L’importanza della Robotica nell’ambito chirurgico?

“La Robotica è una tecnica che magnifica la visione delle strutture anatomiche, riduce alcune limitazioni della mano del chirurgo, permettendo una precisione estremamente elevata. Questo si traduce in un intervento oncologicamente radicale associato a un minor trauma per il paziente li ove è possibile utilizzare questa tecnica. La chirurgia del pancreas interessa generalmente due porzioni della ghiandola. Il corpo-coda o la porzione cefalica. La chirurgia del corpo-coda da anni si effettua con tecnica mini- invasiva (laparoscopica o robotica) mentre la chirurgia della testa solo negli ultimi anni, per la sua elevata complessità anatomica) ha visto l’introduzione della tecnica robotica. Noi siamo stati i primi in Regione Campania ad effettuarla”.

I vantaggi della Chirurgia Robotica?

“Sono la precisione chirurgica, la mini invasività, il minor trauma parietale che si traduce in una migliore risposta del paziente con un effetto sull’attività immunologica e sulla ripresa precoce dell’attività. Non esclude però i rischi e le complicanze insite in questa chirurgia. È, pertanto, una tecnica che può migliorare alcuni aspetti della chirurgia pancreatica”.

Come si può prevenire il tumore al pancreas?

“Non abbiamo, al momento, test di screening come può essere per il tumore al colon, il sangue occulto nelle feci, oppure il PSA per il tumore alla prostata.

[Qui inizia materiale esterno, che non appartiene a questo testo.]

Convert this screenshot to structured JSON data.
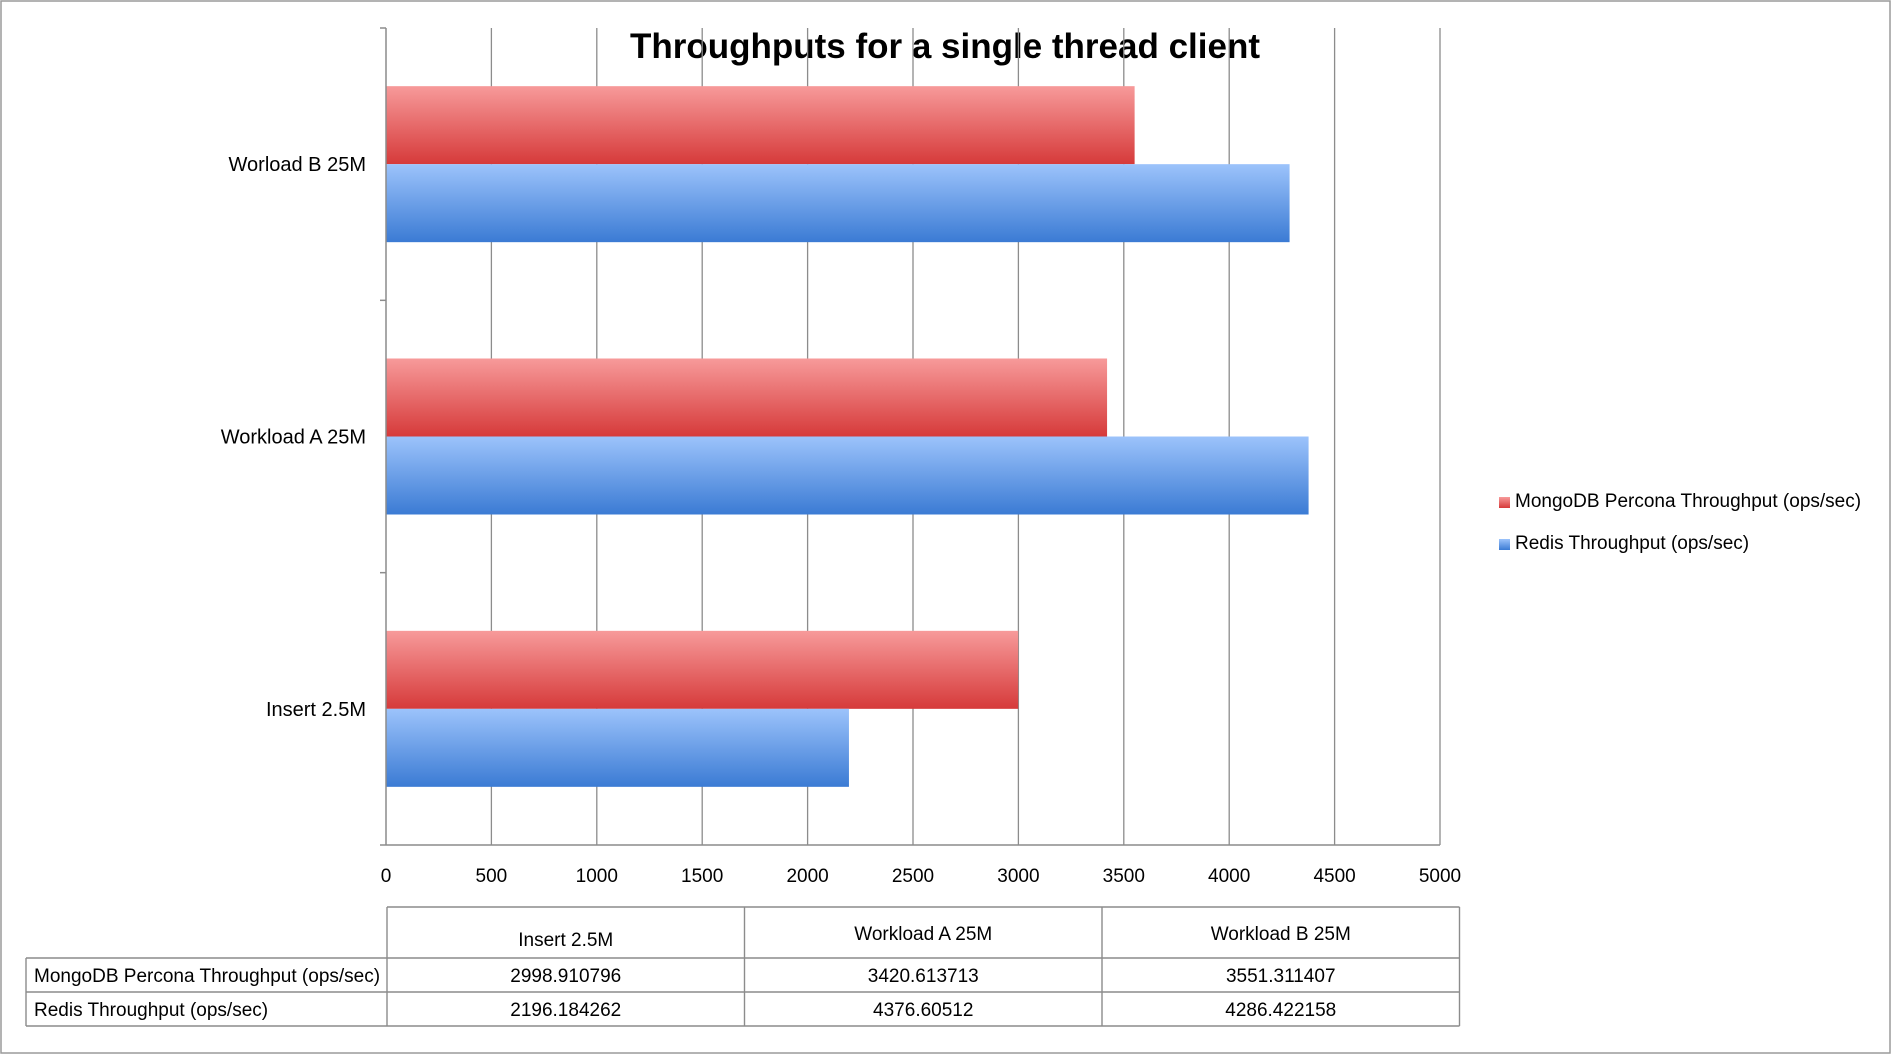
{
  "chart_data": {
    "type": "bar",
    "orientation": "horizontal",
    "title": "Throughputs for a single thread client",
    "categories": [
      "Insert 2.5M",
      "Workload A 25M",
      "Worload B 25M"
    ],
    "table_headers": [
      "Insert 2.5M",
      "Workload A 25M",
      "Workload B 25M"
    ],
    "series": [
      {
        "name": "MongoDB Percona Throughput (ops/sec)",
        "color": "#e04a4a",
        "values": [
          2998.910796,
          3420.613713,
          3551.311407
        ],
        "display_values": [
          "2998.910796",
          "3420.613713",
          "3551.311407"
        ]
      },
      {
        "name": "Redis Throughput (ops/sec)",
        "color": "#4a86d8",
        "values": [
          2196.184262,
          4376.60512,
          4286.422158
        ],
        "display_values": [
          "2196.184262",
          "4376.60512",
          "4286.422158"
        ]
      }
    ],
    "xlim": [
      0,
      5000
    ],
    "xticks": [
      0,
      500,
      1000,
      1500,
      2000,
      2500,
      3000,
      3500,
      4000,
      4500,
      5000
    ],
    "xticks_labels": [
      "0",
      "500",
      "1000",
      "1500",
      "2000",
      "2500",
      "3000",
      "3500",
      "4000",
      "4500",
      "5000"
    ],
    "grid": true,
    "legend_position": "right",
    "data_table": true
  }
}
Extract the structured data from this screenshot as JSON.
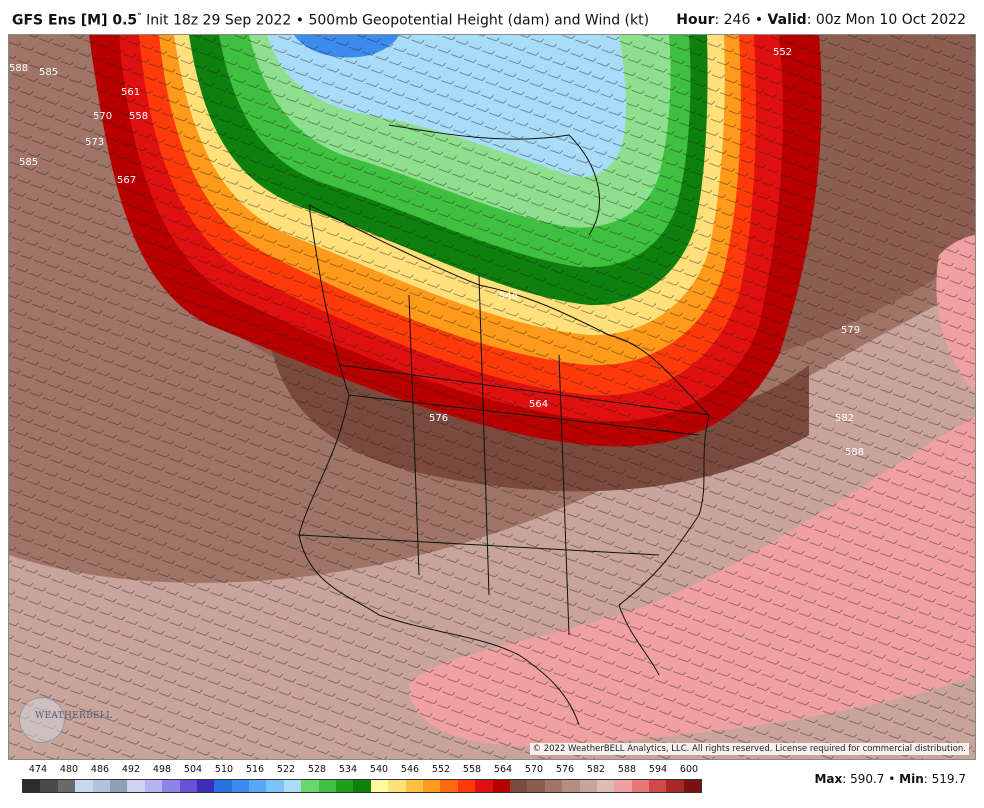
{
  "header": {
    "model": "GFS Ens [M] 0.5",
    "degree": "°",
    "init": "Init 18z 29 Sep 2022",
    "sep": "•",
    "product": "500mb Geopotential Height (dam) and Wind (kt)",
    "hour_label": "Hour",
    "hour_value": ": 246",
    "valid_label": "Valid",
    "valid_value": ": 00z Mon 10 Oct 2022"
  },
  "map": {
    "copyright": "© 2022 WeatherBELL Analytics, LLC. All rights reserved. License required for commercial distribution.",
    "logo_text": "WEATHERBELL",
    "contour_labels": [
      "561",
      "558",
      "570",
      "573",
      "567",
      "552",
      "546",
      "564",
      "576",
      "588",
      "585",
      "579",
      "582",
      "588",
      "585"
    ]
  },
  "colorbar": {
    "labels": [
      "474",
      "480",
      "486",
      "492",
      "498",
      "504",
      "510",
      "516",
      "522",
      "528",
      "534",
      "540",
      "546",
      "552",
      "558",
      "564",
      "570",
      "576",
      "582",
      "588",
      "594",
      "600"
    ],
    "colors": [
      "#2b2b2b",
      "#4a4a4a",
      "#6a6a6a",
      "#c7d9ef",
      "#b0c4de",
      "#8fa0b4",
      "#d0d0f0",
      "#b4b4f5",
      "#8c82e8",
      "#6a50d8",
      "#3b2fb8",
      "#2a6fe0",
      "#3c8cf0",
      "#5aa8f5",
      "#7cc4f8",
      "#a8dcf8",
      "#6cd66c",
      "#40c040",
      "#1ea01e",
      "#0e800e",
      "#fffaa0",
      "#ffe07a",
      "#ffbf40",
      "#ff9a1a",
      "#ff6a10",
      "#ff3a0a",
      "#e01010",
      "#b80000",
      "#7a4a3e",
      "#8c5e50",
      "#a07466",
      "#b48c80",
      "#c8a49a",
      "#dcbcb4",
      "#f0a0a0",
      "#e87878",
      "#d04848",
      "#a82828",
      "#7a1010"
    ]
  },
  "stats": {
    "max_label": "Max",
    "max_value": ": 590.7",
    "min_label": "Min",
    "min_value": ": 519.7",
    "sep": "•"
  }
}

La prevenzione primaria può essere realizzata seguendo corrette abitudini di vita, seguendo uno stile di vita sano, evitando il fumo e ricorrendo al medico in presenza di una sintomatologia sconosciuta, oltre a monitorare eventuali patologie pre-neoplastiche, recandosi dagli specialisti della materia”.

Quali obiettivi si prefigge nell’immediato e nel futuro?

“Uno dei miei principali obiettivi in questi ultimi anni è la riduzione della mobilità passiva, che non ha motivo di esistere in quanto al Cardarelli e in altre realtà sanitarie regionali si tratta in modo esaustivo la patologia pancreatica.

In particolare, trattiamo tutta la chirurgia pancreatica sia del corpo-coda che della testa del pancreas con tutte le tecniche, dalla chirurgia tradizionale alla chirurgia robotica. Sogno nel cassetto è realizzare al Cardarelli il trapianto di pancreas.

I suoi allievi, tirocinanti?

“Credo che il dovere di un Primario sia quello di insegnare, trasmettendo il proprio “sapere” e la passione, con la speranza che l’allievo superi il maestro e, in tal caso, si è raggiunti il massimo del successo come chirurghi e come uomini”.

Cosa significa fare il Medico?

“È una professione che si sceglie in primis per passione, e se non c’è passione meglio non farla, poiché arrivano i momenti difficili e solo con la passione si può andare avanti e continuare il percorso.

Di fondamentale importanza è creare una sinergia tra paziente e medico, una sorta di imprinting di fiducia e affidamento, come il tenersi la mano in un percorso fatto insieme e dove solo la fiducia e la consapevolezza del reciproco desiderio di guarigione permette di superare anche i momenti difficili e le complicanze inevitabili”.

Ha scritto anche dei libri?

“Ho scritto due libri; THARAKA-UN OSPEDALE NELLA FORESTA, in collaborazione con Bruno Santoro e Giorgio Giaccaglia, per raccogliere fondi per la costruzione del padiglione di pediatria dell’ospedale e poi scrivo poesie da quando ero ragazzo ed alcune le ho raccolte in un libro intitolato ANIMA, e il titolo dice tutto”.